When I last fished I got thinking about the colours used in one of the most effective flies that I use for Grayling. The Red Spot Shrimp has been one of my go to patterns for many years but there are times that I feel that it should be working when it isn’t. Still, I may be using it when I shouldn’t! So, my thought was this, what if I changed things a little. Over the past couple of years I have found that pink is very effective on Grayling and trout at times so why not swap the red spot for a pink one?
The top shrimp is the dull pink version with the bright pink dubbing example below.
It was with this thought that I sat at the tying bench and set to work. I found that I had no suitable bright yarn to use but had the next best thing. A dull pink which was similar to one of the dubbings that I use was found in the drawer. The resulting fly looked OK and will be tested if the conditions are OK this week. I also tied a second version with a bright dubbing which looked even better and will trial this one this week.
I have also felt that the fly may also better tied in colours other than an orange/orange mix and may benefit from other dubbings as well (I’m looking at rubber legged ones and possible different seals fur mixes) the variations on this is end less. It all seems to be an endless excuse to play at the vise, more fun in the winter evenings! (beats the crap on TV) The flies in the picture were tied with K.R.A.P. dubbing from the Flytyers Dundgeon which is basically the scraps left over from the dubbing mixing table (apparently).
I was able to once again able get out to the river yesterday, this time by kind invitation. The river Avon was the target although there was originally mention of the Wylie. I was told by my host that the river keeper who looks after the Wylie for his club had told him that the weed had disappeared this year and that the fish were extremely spooky, after TuesdayI can say that he isn’t kidding. His club also has the last day of September has the last day of the trout season although mine has October 15th has the last day and this on the same river! Why is there no standard? So to days target was Grayling.
We fished two stretches. The first had sections of river that had the appearance of being fishless but the streamy stretches had fish rising. It was simply a matter of working out what they wanted. Has it turned out it was either really small flies size 18 or 20 Griffiths gnats or small spurwings/pale wateries. But the better fish took heavy nymphs, namely the Red Spot shrimp size 14 (always a great fall back) and a pale pink czech nymph. The best grayling came to the Pink fly which doesn’t really surprise me as the bigger Grayling rarely venture to the surface preferring to feed near the bottom unless there is a really heavy hatch such as the Mayflies in May/June. Unfortunately I was unable to interest the really big 2 Grayling that I saw in a section of river that was now more like a canal due to a bank breach during last winters floods which means most of the water is going else where.
The Grayling themselves appear to be taking the beautiful Autumn colours although at the moment this seems to be confined to the larger fish.

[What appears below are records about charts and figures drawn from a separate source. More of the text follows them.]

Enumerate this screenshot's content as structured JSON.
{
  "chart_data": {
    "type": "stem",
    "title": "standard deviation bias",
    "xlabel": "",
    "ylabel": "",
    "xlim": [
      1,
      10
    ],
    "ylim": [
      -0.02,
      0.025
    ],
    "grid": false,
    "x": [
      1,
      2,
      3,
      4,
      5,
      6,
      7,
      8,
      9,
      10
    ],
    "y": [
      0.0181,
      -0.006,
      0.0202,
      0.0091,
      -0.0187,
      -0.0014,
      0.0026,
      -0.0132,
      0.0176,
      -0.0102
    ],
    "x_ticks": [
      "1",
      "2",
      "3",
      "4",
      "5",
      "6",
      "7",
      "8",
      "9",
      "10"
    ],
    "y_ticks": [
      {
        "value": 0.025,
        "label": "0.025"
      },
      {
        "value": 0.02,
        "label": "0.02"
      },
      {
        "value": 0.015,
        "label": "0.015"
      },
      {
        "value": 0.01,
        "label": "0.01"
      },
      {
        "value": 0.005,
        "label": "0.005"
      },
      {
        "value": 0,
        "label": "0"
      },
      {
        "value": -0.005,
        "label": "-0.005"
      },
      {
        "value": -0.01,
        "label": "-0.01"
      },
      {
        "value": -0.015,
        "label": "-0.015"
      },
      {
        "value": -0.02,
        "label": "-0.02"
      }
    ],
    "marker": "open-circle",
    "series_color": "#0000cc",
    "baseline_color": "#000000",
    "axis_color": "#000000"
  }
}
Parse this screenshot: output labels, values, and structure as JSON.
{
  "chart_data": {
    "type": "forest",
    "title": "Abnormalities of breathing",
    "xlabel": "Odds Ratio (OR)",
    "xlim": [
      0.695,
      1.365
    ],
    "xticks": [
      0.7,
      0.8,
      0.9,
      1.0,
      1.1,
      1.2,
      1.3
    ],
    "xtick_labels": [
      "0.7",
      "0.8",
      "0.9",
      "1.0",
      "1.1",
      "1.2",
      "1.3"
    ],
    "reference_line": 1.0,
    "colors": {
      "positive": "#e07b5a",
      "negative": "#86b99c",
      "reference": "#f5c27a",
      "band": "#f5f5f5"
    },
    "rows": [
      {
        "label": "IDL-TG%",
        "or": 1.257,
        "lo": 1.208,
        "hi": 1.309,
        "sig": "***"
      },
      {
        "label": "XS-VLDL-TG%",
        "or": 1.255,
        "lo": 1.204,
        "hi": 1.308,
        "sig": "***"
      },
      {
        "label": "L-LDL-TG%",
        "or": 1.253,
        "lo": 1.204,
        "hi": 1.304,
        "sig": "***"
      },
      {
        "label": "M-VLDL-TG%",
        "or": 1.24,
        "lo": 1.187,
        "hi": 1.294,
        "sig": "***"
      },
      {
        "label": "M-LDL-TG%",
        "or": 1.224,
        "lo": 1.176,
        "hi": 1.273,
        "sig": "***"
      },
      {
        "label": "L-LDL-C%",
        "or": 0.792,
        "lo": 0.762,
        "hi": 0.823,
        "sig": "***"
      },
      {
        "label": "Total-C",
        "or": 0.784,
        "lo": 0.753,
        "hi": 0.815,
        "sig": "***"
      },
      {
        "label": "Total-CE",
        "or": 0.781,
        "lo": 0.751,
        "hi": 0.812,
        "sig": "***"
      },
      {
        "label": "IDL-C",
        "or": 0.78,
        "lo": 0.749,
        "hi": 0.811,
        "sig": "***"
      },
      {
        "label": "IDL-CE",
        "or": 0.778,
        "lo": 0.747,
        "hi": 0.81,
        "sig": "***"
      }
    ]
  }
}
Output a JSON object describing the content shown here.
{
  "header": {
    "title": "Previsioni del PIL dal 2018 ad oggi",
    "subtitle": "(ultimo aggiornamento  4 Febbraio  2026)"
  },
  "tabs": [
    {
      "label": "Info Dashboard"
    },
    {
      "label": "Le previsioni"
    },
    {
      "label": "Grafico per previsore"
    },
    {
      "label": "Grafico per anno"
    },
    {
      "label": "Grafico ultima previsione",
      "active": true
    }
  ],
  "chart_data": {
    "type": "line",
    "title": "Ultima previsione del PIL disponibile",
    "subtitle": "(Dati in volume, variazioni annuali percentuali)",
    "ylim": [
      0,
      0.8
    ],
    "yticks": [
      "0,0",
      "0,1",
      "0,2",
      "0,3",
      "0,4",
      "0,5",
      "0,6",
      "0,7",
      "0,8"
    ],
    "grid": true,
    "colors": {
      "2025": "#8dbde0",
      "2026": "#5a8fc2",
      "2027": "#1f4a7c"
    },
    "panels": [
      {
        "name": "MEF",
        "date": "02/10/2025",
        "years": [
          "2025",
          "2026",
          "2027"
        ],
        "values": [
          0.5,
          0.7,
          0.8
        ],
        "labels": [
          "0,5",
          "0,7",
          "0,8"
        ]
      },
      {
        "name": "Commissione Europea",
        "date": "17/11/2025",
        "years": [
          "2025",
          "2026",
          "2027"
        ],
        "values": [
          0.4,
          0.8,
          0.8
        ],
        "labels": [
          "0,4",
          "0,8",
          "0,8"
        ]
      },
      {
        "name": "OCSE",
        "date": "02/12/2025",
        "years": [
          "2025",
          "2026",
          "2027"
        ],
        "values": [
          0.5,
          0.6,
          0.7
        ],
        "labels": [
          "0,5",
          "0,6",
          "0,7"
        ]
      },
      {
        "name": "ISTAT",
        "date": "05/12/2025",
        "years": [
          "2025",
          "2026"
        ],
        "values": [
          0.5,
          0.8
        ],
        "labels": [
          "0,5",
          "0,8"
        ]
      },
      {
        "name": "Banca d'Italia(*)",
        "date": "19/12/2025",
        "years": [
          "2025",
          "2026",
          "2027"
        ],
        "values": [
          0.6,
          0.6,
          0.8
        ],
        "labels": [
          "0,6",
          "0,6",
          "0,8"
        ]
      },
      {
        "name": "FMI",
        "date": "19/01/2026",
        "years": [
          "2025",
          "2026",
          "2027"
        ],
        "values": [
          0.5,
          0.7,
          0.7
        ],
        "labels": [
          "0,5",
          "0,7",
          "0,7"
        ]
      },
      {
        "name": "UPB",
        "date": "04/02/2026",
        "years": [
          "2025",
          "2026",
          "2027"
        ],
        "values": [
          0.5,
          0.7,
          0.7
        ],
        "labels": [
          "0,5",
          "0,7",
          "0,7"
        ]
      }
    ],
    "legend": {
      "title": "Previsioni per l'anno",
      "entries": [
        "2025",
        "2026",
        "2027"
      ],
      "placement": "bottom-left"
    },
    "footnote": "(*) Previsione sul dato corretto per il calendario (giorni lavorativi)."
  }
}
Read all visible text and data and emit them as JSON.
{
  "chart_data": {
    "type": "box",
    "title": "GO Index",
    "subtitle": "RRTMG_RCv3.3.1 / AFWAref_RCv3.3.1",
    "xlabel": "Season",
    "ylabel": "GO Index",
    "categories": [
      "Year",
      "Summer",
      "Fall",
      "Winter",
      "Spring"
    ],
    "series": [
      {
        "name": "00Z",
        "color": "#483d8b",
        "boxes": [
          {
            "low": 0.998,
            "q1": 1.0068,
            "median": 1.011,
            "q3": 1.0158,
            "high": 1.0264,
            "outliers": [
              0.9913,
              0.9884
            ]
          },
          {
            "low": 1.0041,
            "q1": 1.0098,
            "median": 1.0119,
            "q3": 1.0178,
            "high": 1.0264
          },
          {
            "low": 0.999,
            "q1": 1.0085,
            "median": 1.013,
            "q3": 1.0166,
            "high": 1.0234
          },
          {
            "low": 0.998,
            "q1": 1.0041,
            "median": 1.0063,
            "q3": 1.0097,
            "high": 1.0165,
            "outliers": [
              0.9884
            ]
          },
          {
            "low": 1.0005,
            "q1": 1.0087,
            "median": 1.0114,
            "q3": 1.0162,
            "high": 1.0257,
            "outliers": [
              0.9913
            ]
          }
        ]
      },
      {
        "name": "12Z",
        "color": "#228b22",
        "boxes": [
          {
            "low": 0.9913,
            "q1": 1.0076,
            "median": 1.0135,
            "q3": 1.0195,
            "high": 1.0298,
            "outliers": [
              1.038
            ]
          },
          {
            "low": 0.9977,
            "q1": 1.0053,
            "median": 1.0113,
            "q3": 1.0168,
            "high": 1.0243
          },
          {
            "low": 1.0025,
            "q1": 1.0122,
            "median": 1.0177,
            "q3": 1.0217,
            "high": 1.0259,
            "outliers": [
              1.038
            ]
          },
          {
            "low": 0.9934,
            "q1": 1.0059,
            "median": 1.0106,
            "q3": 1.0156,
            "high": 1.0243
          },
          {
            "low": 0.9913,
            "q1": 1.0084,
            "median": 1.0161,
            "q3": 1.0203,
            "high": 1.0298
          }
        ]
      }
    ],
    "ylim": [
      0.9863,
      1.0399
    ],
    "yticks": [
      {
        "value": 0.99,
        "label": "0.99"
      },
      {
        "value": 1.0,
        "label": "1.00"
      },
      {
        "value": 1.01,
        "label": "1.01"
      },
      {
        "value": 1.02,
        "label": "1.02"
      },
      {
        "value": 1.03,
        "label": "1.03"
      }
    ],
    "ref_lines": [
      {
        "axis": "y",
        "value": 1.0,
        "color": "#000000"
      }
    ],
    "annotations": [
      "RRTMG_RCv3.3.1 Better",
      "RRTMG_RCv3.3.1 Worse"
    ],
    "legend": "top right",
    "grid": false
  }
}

The second stretch was a little wider and streamer but the was a section below that was calmer and with visible Browns which my host had told me in the morning were out of season. I couldn’t help it when they took my size 16 hares ear version of the snowshoe rabbit emerger. Nice fish to, one being about 2lb and the other closer to 3lb. The fly also took a couple of grayling while the fish in the streamy section liked the size 20 palewatery version.